Daerah kerusakan serat saraf adalah lamina cribrosa scleral , di sini ada penyumbatan
lokal transportasi aksonal. Ukuran cup/cakram awal akan meningkat sejalan
dengan hilangnya lapang pandang akibat hasil dari hilangnya/rusaknya serat
saraf , bukan dari kerusakan sel glial astrositik kepala saraf.
DIAGNOSA BANDING
Neuropat optik glaukomatosa adalah neuropati optik yang paling banyak didapat dalam praktik
klinis. Dengan fitur klinis yang tumpang tindih dengan neuropati optik nonglaucomatous,
termasuk adanya kehilangan penglihatan, kehilangan bidang visual , dan cupping cakram
optik, ada fitur yang berbeda di setiap kondisi. Gangguan saraf optik nonglaucomatous
harus dibedakan dari glaukoma sejenisnya karena mekanisme patofisiologis yang
mendasari sering bagian dari proses penyakit sistemik yang memiliki potensi
kematian (Tabel 1 dan 2).
PROGNOSA
Prognosis tergantung pada alur waktu diagnosis dan perawatan. Beberapa orang
mungkin memiliki tekanan mata tinggi selama bertahun-tahun dan tidak pernah
mengembangkan kerusakan, sementara yang lain dapat mengembangkan kerusakan
saraf pada tekanan yang relatif rendah. Glaukoma yang tidak diobati
dapat menyebabkan kerusakan permanen pada saraf optik dan mengakibatkan
hilangnya lapang pandang , yang seiring waktu dapat berkembang menjadi
kebutaan. Glaukoma adalah "pencuri pandangan yang bersifat diam-diam" karena kehilangan
penglihatan sering terjadi secara bertahap selama periode waktu yang lama, dan gejala hanya
terjadi ketika gejalanya cukup berat.
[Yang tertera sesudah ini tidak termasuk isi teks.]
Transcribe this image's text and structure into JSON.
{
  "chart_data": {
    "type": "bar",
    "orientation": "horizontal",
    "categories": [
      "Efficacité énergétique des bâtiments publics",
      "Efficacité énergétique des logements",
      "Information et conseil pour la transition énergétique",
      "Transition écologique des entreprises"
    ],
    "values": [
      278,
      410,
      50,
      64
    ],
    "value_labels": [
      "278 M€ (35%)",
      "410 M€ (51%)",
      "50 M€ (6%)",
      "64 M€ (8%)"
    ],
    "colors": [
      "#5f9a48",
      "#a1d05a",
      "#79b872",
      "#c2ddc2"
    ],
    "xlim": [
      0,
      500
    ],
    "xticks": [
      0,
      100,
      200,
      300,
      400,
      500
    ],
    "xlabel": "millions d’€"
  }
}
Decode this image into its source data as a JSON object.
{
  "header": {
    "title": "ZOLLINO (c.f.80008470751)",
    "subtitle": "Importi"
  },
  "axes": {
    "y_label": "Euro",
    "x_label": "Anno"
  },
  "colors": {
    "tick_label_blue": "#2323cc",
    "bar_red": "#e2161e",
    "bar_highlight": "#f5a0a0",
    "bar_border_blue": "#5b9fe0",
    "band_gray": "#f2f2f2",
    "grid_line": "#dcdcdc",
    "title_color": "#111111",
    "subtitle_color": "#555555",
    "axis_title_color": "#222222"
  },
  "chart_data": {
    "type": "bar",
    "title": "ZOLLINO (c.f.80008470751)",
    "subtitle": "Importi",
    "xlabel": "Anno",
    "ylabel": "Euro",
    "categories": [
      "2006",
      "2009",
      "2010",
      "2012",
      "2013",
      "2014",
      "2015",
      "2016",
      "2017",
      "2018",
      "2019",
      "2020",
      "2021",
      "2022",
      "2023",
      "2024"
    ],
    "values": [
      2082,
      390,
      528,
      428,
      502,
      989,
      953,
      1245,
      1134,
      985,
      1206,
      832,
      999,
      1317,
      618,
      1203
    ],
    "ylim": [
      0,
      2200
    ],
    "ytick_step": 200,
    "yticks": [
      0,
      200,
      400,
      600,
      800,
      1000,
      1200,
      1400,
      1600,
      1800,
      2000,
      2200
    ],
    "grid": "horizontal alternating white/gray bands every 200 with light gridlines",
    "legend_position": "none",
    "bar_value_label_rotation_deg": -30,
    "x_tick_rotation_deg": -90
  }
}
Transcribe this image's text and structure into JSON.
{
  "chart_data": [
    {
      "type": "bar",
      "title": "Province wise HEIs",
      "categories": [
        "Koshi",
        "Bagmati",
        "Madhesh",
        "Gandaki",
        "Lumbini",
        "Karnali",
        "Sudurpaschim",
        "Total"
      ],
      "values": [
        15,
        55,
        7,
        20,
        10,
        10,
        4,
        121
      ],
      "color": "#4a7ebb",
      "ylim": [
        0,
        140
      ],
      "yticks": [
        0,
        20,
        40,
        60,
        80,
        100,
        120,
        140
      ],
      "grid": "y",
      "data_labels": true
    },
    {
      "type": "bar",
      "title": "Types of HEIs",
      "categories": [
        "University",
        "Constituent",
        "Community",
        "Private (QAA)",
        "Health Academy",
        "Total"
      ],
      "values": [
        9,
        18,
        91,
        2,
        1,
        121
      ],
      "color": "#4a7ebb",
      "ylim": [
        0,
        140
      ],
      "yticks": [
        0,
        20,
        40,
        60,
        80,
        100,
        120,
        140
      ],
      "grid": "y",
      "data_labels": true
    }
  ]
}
Sekali hilang, penglihatan tidak bisa secara normal pulih,
jadi pengobatan ditujukan untuk mencegah kehilangan/kebutaan lebih lanjut.
Jika kondisi terdeteksi lebih awal, sangat mungkin untuk menunda perkembangan atau
memperlambat perkembangan dengan sarana medis dan bedah. Penurunan secara teurapetik
dari tekanan intraokular mengarah pada perlambatan perkembangan penyakit
pada subkelompok pasien dengan glaukoma tekanan normal.
Pada glaukoma sekunder , jenis perawatan akan tergantung pada penyebab yang mendasarinya.